Insurers and healthcare providers need to look deeper into data beyond claims and medical records to get to the heart of population health management, said two experts who spoke during the America's Health Insurance Plans Annual Institute & Expo in Austin, Texas, this June.
For example, patient data on education level, the number of children in a household, commute times, ethnicity, access to care, affluence and social media use all play a big role in understanding a population, according to Jeff Margolis, CEO and chairman of Welltok in Denver, Colorado.
"All of these things are much more important as far as getting a more personalized experience," Margolis said. "The determinant of health status and genetics is only 30 percent of what drives (health). Other factors are lifestyle and environment."
Adverse changes, such as losing a job, living conditions and socialization are big determinants of health, said Rick Ingraham, director of Vertical Markets for LexisNexis Risk Solutions in Denver, Colorado.
"We need sources of data, sub-segmented into something more personal," said Ingraham who has held leadership positions at both Cigna and Hospital Corp. of America. "It's the social determinants of health. It's almost like peeling back an onion to its core layer."
Welltok uses this often overlooked data to create a personalized health itinerary that can be used to incentivize an individual or group of employees to drink more water each day, take advantage of a wellness program, manage stress or another type of initiative, according to Margolis, who said they get engagement rates of 30 percent, and as high 60 to 70 percent.
The company works with an estimated 90 clients who are payers, self-funded employers, provider systems, and the retail pharmacy business.
"We have a partnership with IBM on claims data from subsidiary Truven they just bought," Margolis said, referring to the $2.6 billion acquisition of Truven Health Analytics by IBM Watson Health in April 2016. "(Another) source of data is from the consumer themselves."
Much of the social and economic data, such as on housing and education, is public.

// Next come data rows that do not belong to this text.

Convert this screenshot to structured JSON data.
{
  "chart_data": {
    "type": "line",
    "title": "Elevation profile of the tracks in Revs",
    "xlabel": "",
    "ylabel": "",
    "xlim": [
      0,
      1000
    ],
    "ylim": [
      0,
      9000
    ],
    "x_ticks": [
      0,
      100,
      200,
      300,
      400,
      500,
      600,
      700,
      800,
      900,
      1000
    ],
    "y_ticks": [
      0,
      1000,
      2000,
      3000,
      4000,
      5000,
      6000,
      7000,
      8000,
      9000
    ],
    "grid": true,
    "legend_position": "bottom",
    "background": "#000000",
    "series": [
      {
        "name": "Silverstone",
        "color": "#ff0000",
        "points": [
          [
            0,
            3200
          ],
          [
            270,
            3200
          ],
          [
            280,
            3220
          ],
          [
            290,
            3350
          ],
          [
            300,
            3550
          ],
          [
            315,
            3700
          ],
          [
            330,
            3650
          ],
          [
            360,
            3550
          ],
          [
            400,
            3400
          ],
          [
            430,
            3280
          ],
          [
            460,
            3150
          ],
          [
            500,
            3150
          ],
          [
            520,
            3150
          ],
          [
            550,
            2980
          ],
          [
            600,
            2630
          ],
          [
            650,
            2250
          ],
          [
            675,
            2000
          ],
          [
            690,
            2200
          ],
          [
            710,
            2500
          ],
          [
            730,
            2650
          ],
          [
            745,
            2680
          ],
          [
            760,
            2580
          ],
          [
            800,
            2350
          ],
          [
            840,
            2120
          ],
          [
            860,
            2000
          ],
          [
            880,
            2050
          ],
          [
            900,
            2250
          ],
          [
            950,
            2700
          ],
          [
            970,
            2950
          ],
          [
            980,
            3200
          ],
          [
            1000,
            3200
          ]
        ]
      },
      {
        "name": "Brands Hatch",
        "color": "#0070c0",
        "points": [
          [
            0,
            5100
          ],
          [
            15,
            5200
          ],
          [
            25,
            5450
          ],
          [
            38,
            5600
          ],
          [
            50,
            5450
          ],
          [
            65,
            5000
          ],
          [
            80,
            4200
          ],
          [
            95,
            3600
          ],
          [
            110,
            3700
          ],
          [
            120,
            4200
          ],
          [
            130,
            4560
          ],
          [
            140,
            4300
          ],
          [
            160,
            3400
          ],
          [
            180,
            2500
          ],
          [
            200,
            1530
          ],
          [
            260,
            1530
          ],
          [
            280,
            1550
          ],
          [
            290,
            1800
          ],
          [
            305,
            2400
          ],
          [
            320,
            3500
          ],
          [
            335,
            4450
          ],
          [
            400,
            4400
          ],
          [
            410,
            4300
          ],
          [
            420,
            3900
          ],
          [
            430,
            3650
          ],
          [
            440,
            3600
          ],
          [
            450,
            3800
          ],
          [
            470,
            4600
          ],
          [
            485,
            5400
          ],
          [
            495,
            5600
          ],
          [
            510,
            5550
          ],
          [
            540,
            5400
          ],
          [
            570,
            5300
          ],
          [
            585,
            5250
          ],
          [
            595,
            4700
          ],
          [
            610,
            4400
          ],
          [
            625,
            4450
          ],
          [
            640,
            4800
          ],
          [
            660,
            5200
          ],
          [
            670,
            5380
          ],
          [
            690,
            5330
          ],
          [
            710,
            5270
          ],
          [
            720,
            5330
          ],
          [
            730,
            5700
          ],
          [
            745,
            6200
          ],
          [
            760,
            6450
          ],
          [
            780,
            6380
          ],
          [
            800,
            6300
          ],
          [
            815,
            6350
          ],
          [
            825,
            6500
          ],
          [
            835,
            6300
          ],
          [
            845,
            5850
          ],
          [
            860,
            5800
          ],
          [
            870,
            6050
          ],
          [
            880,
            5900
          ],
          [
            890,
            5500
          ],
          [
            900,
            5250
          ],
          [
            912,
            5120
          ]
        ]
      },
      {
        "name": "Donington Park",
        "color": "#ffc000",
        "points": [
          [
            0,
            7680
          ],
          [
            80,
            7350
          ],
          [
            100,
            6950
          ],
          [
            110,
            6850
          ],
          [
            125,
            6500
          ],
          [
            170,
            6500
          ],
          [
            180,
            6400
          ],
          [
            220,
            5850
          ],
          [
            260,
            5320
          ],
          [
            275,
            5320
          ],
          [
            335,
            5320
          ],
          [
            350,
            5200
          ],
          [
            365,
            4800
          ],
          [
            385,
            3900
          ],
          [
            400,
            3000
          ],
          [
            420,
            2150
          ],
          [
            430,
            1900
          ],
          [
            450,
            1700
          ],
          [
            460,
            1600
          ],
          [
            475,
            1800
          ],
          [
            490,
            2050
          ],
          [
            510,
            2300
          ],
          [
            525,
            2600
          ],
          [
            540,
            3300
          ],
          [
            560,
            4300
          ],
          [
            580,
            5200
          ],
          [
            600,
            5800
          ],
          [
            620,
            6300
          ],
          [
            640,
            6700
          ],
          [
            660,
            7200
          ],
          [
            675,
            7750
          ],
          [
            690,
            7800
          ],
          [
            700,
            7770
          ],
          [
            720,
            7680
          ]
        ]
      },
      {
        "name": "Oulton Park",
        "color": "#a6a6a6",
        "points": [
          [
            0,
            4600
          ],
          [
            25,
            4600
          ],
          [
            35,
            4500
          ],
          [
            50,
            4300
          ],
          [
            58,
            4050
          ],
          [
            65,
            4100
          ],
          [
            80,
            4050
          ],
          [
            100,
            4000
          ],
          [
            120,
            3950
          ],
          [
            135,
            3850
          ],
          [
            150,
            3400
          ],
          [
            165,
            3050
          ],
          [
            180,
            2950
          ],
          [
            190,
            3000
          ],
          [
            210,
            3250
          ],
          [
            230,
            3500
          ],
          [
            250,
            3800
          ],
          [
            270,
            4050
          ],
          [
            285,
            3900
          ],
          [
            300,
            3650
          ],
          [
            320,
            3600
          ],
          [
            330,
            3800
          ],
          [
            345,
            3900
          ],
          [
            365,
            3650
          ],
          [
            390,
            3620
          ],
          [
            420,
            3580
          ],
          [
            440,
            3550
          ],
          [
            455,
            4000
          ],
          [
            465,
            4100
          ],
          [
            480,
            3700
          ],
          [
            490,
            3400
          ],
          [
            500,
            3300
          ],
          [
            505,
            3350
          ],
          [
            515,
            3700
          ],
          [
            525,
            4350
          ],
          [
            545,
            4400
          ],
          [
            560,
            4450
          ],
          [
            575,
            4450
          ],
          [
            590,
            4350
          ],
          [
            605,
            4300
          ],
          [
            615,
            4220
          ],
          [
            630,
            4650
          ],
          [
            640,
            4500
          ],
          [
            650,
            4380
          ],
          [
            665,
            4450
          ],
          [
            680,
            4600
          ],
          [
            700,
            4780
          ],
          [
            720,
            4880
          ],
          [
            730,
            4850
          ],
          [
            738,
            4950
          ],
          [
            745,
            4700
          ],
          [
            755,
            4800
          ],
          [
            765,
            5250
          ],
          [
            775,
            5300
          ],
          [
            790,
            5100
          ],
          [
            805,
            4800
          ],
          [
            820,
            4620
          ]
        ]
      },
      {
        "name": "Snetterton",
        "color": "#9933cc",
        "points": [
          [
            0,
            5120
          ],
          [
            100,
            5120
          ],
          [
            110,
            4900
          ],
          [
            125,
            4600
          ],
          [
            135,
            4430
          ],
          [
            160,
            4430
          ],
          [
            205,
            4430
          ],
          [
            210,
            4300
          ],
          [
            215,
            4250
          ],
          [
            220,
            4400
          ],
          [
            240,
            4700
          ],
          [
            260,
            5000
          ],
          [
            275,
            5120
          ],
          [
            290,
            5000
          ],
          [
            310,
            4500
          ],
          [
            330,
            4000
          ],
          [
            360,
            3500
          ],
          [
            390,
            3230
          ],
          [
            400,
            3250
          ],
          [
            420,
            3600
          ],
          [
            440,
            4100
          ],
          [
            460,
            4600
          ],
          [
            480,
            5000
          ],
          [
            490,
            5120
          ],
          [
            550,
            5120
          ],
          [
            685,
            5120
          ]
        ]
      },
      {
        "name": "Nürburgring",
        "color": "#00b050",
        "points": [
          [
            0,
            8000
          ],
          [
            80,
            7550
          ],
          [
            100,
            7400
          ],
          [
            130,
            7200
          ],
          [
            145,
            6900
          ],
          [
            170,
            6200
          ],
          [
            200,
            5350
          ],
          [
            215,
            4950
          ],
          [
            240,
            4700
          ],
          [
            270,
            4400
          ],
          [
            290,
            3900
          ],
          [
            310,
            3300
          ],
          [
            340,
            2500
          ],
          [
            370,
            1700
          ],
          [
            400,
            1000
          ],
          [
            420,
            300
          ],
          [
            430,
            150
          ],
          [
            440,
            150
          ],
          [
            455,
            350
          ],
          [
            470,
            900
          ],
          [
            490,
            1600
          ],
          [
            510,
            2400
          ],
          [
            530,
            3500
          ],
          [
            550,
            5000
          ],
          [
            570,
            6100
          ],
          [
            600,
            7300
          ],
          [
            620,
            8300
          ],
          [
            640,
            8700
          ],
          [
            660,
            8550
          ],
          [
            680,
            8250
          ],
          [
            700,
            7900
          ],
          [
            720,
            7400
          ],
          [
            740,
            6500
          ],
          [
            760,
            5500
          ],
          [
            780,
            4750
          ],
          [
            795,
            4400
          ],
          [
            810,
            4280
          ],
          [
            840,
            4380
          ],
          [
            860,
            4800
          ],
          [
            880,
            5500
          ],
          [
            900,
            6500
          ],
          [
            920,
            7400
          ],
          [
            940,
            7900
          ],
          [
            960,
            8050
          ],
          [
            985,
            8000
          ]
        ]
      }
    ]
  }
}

So far, insurers have been the ones to show the appetite and receptiveness to keeping track of patient data that alerts for an adverse change, such as a job loss, that can increase risk, Ingraham said.
But, he continued, physicians and providers are increasingly interested in taking a proactive approach to seeing patients who have experienced a point-of-time change that could trigger a health issue.
"If you're a physician who's going to have to live in a world of payment and quality, it's perhaps not wise to wait until patients present themselves with symptoms," he said. "You don't want to have to wait for claims to appear. Reach out and say, 'We'd like to see you.'"
Ingraham admits he gets some eye-rolling from physicians on the subject.
"I talk to physicians, they cross their arms and look at me with skepticism. They're trained to look at evidence."
Because hiring additional staff isn't always practical, the answer could be for a receptionist or nurse to contact patients who have experienced a change, or who haven't come in for a checkup for over a year.
"There are some people who just don't go the doctor," Ingraham said. "There is an art to reaching out to someone to come in. There's a success rate."
New payment models such as the Medicare Access and Chip Reauthorization Act, or MACRA, are turning providers in this direction, Ingraham said.
"The plans are highly interesting because of the incentives on physicians and hospitals for better patient engagement," Ingraham said. "They're now recognizing they have to do more than treat patients who come through the door. As health providers have to act more like a plan, the incentive is there to attack these problems."